A filósofa e pensadora brasileira Sueli Carneiro completou 75 anos e ganhou um presente antecipado de Cidinha da Silva. Autora de diversos livros, ela lança até o fim deste mês “Só bato em cachorro grande, do meu tamanho ou maior” (2025), pela Editora Rosa dos Ventos.
O livro é uma coletânea dos aprendizados ao longo de 40 anos de convivência de Cidinha da Silva com Sueli Carneiro. Cidinha afirma que é um livro de memórias, enquanto a Sueli, tem dito que é uma biografia não autorizada.
Cidinha diz que o livro é resultado dos seus próprios pensamentos e declara:
“Esse livro é uma declaração pública de amor a Sueli Carneiro.”

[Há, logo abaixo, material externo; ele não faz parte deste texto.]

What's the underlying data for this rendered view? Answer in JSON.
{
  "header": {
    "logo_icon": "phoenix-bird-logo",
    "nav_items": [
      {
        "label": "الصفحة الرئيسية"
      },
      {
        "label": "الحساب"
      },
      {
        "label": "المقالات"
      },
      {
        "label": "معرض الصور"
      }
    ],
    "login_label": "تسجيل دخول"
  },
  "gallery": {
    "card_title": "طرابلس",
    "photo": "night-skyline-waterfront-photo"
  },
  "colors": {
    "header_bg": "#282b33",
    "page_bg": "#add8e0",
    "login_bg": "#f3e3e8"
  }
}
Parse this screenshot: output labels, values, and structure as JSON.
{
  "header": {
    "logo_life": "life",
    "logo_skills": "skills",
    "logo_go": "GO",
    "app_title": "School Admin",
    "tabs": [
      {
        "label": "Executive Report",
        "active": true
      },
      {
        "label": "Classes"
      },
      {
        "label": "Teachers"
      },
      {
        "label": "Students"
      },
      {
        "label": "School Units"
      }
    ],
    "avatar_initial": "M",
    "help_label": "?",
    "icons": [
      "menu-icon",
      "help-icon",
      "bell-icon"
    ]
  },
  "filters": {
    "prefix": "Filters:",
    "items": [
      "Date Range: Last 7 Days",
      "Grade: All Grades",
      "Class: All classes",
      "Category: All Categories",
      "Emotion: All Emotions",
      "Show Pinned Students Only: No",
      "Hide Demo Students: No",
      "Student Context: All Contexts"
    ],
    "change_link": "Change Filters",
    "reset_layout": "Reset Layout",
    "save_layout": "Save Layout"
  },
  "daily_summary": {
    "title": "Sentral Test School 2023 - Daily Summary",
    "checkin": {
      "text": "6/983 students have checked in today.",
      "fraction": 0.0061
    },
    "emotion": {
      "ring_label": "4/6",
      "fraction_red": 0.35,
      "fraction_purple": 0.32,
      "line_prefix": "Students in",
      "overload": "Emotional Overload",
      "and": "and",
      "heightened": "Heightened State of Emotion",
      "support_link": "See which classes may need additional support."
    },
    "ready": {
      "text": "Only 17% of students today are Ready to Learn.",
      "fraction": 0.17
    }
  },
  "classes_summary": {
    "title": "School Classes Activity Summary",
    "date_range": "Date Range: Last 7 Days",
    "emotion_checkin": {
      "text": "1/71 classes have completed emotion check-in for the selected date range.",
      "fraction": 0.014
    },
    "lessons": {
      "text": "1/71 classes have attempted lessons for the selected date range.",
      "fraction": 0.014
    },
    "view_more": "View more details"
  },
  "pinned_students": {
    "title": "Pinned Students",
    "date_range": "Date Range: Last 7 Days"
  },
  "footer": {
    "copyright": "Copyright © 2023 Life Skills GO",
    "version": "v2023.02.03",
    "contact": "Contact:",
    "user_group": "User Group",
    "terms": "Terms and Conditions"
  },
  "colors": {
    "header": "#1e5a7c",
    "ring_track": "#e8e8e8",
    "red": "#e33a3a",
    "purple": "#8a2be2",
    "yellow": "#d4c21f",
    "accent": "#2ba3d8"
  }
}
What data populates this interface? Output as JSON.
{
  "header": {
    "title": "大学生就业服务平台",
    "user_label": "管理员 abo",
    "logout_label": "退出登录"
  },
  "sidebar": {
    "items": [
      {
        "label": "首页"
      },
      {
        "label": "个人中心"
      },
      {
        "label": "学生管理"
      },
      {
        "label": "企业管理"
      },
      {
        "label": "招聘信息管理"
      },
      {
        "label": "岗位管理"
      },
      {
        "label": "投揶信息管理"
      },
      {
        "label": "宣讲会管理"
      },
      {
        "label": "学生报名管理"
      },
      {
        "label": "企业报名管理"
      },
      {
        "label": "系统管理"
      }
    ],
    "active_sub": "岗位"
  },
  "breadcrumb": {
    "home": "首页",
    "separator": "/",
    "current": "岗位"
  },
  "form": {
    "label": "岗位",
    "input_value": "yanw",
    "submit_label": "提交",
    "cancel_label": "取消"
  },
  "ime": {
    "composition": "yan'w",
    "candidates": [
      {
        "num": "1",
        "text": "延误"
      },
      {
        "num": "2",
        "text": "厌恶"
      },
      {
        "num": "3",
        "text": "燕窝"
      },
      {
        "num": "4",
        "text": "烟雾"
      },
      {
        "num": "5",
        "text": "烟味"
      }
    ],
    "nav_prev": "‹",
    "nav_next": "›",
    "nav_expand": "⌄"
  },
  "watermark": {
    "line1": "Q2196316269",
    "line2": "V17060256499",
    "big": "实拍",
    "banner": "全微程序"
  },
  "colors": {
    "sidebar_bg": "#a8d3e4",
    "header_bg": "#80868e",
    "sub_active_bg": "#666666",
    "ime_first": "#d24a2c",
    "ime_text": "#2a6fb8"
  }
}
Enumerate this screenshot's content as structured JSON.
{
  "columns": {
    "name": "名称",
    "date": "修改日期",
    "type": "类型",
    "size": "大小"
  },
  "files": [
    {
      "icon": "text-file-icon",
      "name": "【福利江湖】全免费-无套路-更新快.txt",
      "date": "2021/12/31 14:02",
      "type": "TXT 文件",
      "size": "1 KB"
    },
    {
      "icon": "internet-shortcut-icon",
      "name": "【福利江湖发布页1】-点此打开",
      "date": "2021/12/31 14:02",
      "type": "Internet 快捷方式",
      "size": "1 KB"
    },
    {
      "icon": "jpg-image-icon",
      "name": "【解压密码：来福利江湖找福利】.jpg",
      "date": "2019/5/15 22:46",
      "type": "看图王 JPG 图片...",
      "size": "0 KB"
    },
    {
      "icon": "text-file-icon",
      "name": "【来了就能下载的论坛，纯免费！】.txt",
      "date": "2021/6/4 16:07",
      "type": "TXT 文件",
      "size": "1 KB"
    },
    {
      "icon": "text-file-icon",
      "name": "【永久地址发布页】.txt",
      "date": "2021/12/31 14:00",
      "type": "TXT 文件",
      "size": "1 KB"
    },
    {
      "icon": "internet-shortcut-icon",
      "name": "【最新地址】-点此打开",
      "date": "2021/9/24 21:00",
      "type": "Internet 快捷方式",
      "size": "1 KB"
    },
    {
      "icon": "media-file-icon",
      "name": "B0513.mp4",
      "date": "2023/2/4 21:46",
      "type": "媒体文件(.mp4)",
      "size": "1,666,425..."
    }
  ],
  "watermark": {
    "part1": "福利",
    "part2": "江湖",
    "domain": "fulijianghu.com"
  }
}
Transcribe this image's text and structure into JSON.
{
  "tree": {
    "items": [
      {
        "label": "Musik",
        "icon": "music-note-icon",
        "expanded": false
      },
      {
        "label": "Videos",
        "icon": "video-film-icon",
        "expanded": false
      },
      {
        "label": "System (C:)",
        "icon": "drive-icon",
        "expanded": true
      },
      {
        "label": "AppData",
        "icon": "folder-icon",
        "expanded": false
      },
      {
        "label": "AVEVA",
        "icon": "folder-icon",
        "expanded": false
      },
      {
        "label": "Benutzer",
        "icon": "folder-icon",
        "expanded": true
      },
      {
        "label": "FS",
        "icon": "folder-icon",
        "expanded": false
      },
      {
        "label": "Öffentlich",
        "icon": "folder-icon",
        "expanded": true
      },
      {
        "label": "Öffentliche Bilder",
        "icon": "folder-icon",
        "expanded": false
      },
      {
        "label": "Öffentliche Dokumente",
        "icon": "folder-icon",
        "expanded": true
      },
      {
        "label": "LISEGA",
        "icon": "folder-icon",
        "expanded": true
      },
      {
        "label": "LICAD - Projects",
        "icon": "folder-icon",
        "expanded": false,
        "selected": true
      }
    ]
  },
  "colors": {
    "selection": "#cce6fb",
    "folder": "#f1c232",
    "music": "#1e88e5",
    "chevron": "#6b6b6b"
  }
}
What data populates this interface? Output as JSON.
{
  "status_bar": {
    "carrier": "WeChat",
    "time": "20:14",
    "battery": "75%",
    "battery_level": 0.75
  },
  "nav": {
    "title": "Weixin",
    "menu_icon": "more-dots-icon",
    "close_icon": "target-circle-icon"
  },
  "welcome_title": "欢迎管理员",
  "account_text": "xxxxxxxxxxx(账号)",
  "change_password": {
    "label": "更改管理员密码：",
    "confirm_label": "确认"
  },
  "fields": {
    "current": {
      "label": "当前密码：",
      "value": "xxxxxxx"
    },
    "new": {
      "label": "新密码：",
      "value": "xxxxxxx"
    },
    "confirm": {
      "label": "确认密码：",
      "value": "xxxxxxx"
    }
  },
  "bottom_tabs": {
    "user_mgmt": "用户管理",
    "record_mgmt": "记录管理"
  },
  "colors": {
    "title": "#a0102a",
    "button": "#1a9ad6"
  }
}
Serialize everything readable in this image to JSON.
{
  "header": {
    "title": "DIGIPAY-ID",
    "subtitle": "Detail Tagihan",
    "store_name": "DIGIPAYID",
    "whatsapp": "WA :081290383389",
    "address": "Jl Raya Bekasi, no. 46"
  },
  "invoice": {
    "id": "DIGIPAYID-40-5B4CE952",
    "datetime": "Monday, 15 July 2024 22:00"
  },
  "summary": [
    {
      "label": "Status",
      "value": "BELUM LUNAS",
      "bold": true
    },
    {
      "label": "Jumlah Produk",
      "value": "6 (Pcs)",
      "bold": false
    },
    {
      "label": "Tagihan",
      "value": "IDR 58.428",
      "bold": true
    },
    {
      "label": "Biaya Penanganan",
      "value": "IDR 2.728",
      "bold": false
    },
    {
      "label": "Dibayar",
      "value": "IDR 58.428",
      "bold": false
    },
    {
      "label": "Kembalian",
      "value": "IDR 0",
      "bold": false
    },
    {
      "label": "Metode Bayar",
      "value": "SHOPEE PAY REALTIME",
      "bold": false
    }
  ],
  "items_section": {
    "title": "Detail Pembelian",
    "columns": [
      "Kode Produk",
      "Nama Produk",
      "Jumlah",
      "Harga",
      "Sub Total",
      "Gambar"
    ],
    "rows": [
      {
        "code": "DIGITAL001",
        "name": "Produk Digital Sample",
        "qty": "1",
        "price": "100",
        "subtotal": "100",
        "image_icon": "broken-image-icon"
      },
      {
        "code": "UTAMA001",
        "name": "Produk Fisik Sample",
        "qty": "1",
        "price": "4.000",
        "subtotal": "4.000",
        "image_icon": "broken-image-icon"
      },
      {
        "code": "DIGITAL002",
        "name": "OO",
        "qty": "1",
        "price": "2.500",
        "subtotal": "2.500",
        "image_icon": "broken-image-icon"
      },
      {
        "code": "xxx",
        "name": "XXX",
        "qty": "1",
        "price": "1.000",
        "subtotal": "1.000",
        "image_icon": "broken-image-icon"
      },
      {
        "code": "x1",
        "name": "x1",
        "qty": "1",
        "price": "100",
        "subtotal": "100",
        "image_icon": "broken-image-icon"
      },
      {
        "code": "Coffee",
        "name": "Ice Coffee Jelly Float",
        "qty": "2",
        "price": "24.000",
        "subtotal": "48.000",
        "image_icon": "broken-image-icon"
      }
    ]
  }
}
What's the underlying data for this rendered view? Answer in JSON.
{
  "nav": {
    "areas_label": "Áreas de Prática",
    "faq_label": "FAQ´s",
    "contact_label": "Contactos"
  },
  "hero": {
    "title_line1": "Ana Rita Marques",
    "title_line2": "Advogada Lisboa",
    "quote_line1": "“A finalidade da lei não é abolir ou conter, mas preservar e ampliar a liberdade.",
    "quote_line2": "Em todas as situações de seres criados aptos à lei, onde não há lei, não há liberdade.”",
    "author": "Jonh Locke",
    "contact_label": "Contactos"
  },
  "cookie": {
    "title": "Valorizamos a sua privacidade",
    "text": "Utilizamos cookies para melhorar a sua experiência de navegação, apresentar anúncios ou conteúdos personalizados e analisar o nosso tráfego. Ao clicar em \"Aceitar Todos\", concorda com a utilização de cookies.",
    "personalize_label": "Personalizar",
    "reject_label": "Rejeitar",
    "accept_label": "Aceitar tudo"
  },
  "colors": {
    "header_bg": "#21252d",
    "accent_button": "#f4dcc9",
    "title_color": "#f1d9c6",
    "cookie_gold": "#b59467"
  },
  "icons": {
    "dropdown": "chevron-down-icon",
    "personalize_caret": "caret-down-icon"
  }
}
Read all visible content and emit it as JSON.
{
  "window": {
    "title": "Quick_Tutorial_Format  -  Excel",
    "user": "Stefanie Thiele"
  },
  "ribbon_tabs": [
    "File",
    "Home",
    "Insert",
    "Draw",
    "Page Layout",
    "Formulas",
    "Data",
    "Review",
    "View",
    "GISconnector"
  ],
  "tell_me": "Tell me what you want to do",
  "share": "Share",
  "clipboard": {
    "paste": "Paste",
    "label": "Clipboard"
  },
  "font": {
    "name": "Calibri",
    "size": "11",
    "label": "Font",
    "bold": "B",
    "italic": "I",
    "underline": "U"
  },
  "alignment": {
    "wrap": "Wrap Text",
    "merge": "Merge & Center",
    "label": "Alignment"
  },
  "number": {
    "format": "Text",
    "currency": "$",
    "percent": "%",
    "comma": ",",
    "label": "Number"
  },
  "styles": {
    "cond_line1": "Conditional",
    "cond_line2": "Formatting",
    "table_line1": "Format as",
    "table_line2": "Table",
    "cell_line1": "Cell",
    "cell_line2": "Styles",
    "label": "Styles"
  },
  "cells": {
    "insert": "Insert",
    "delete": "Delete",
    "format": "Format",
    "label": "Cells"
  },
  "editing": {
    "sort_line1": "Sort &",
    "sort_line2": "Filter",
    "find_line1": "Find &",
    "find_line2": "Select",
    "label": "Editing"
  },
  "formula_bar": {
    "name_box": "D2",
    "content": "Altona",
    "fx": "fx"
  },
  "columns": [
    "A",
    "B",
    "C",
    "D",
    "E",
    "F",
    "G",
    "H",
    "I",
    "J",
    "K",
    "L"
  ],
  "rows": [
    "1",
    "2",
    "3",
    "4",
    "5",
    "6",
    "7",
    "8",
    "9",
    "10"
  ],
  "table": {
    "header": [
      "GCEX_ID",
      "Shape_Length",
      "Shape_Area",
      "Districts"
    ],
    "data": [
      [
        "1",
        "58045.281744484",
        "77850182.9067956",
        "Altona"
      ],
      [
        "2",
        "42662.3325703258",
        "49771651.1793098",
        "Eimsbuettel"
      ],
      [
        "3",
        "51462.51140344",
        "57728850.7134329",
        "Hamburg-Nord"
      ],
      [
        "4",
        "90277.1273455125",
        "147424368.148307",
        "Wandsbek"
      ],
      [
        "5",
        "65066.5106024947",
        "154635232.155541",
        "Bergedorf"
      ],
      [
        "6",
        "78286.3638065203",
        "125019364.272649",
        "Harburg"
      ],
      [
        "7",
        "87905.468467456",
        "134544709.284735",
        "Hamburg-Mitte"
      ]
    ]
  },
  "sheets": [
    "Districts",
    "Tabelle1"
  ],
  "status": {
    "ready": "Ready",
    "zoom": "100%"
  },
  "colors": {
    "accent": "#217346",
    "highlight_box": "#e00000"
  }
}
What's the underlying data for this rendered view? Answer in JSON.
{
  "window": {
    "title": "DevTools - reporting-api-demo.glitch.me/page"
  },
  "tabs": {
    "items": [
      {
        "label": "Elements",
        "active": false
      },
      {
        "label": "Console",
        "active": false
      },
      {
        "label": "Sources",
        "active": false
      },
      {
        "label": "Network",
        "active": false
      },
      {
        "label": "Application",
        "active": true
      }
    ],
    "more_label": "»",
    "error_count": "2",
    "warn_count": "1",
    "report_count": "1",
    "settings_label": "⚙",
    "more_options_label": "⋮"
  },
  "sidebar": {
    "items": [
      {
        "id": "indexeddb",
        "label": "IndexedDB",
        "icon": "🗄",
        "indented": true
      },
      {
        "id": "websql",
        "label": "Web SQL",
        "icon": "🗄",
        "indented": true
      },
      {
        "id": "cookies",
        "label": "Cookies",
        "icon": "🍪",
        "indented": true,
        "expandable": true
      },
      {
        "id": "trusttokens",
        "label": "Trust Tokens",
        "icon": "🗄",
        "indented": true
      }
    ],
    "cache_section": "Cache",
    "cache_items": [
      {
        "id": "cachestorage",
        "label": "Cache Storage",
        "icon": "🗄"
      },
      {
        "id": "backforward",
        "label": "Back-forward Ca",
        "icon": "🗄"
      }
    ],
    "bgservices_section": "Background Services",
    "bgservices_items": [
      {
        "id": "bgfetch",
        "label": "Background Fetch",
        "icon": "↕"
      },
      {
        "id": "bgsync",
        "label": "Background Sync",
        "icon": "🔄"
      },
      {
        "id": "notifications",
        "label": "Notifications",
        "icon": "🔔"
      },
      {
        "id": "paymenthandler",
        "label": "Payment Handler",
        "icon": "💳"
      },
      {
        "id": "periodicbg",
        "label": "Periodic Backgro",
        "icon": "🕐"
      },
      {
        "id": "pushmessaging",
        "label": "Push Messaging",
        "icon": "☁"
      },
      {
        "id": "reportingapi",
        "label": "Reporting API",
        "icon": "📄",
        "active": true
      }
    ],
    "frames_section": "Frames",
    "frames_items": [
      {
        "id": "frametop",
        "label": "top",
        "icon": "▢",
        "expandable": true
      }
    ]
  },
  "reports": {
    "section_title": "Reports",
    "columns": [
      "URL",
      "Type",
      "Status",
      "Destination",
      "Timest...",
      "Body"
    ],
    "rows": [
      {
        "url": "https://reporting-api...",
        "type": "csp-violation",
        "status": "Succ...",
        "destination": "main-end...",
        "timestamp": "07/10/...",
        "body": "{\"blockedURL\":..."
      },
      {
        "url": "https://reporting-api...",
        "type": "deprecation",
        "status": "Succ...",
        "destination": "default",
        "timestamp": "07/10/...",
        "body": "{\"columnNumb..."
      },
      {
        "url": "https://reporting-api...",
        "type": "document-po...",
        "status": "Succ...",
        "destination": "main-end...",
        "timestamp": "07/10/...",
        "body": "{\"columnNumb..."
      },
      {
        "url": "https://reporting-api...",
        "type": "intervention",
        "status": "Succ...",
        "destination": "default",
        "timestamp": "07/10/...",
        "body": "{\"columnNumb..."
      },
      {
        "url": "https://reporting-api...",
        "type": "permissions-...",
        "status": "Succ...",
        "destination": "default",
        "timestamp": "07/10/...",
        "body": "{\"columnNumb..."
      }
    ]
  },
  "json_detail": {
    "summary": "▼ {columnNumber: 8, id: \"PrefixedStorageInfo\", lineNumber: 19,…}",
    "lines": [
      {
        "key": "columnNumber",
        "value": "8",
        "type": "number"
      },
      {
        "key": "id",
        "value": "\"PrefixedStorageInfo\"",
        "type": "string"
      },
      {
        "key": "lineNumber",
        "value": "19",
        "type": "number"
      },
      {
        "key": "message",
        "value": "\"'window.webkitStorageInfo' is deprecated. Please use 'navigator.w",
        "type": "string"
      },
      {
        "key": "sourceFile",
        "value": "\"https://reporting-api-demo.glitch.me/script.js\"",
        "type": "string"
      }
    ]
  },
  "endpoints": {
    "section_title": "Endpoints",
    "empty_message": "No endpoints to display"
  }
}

O livro foi dividido em três grandes blocos:
- as orientações expressas diretamente;
- o aprendizado a partir do exemplo; e
- “tempo espiralar”.
O “tempo espiralar” é um conceito emprestado da autora Leda Maria Martins utilizado para se referir ao conhecimento ganho com a maturidade. E maturidade não falta a estas duas mulheres que são referências quando o assunto é resistência e luta.
Cidinha da Silva e Sueli carneiro: criando pontes
Ao escrever sobre os aprendizados adquiridos ao acompanhar Sueli Carneiro, Cidinha da Silva ressalta a importância de construir pontes geracionais entre os que vivem no presente e às pessoas que pavimentaram caminhos.
Foi o trabalho e o enfrentamento de mulheres como Sueli Carneiro que promoveram conquistas de direitos humanos para grupos subalternizados ao longo da história e o trabalho da Cidinha de concatenar esses ensinamentos no seu livro “Só bato em cachorro grande, do meu tamanho ou maior” (2025) é uma maneira de construir essas pontes.
Cidinha declarou recentemente que criou uma imagem de Sueli como uma baiana no desfile de escolas de samba. As baianas vestem uma roupa que pesa cerca de 12 quilos e ao vê-las pensamos que estão carregando plumas, dada a leveza da sua trajetória.
Desta maneira, pensamos o quanto é densa a nossa história, e neste ponto, me coloco como mulher negra e compartilho desta convicção, e do quanto é difícil “desfilar” com leveza, ao viver em um país tão racista quanto o Brasil.
Sobre Sueli Carneiro
Sueli Carneiro nasceu em 23 de junho de 1950 e dedicou praticamente toda sua vida para a luta antirracista. A leitura sempre esteve no centro de suas decisões e talvez por isso, sempre recorreu à escrita para se expressar.
Deu seus primeiros passos na leitura com “Capitães de Areia”, de Jorge Amado (1937) (que atualmente vem sendo perseguido por políticos de extrema-direita no Sul do Brasil) e nunca mais parou.
Cursou Filosofia na Universidade de São Paulo (USP), em 1972, e defendeu sua tese de doutorado, com título “A construção do outro como não ser como fundamento do ser (2005)” na mesma universidade 25 anos depois.
Em 2022, sua tese foi publicada com o título “Dispositivo de racialidade: a construção do outro como não ser como fundamento do ser”, pela Editora Zahar. Apesar de ter trilhado parte do seu caminho intelectual na universidade, Sueli afirma categoricamente:
“Não devo nada à universidade, quem me formou foi o movimento negro!”.
Cidinha da Silva: construtora de pontes!
Cidinha da Silva nasceu em Belo Horizonte, em 1967. e publicou mais de 22 livros ao longo de sua vida, sendo um dos grandes nomes da literatura brasileira. Suas obras abordam, de maneira geral, as experiências afrodiaspóricas, destacando a cultura e a identidade africanas da população brasileira.
Se dedicou à leitura desde a infância e se graduou em História na Universidade Federal de Minas Gerais (UFMG) no início da década de 1990, quando começou a publicar artigos e ensaios no Brasil e no exterior.
Em 1996, se mudou para a cidade de São Paulo e passou a integrar a equipe do Geledés, instituição criada em 1988 por Sueli Carneiro, já apresentada acima. Cidinha atuou por quase uma década no Instituto, do qual foi presidenta entre os anos de 2000 e 2002.
Além da sua produção literária, Cidinha também fundou o Instituto Kuanza, para fomentar e promover o enfrentamento ao racismo, bem como auxiliou na organização de publicações sobre as relações raciais no Brasil nos séculos XX e XXI.
Autora inveterada de crônicas, Cidinha também publicou poesias, contos e literatura infantil, sempre construindo as pontes necessárias que possamos acessar de maneira espiralada entre o ontem, o hoje e o futuro.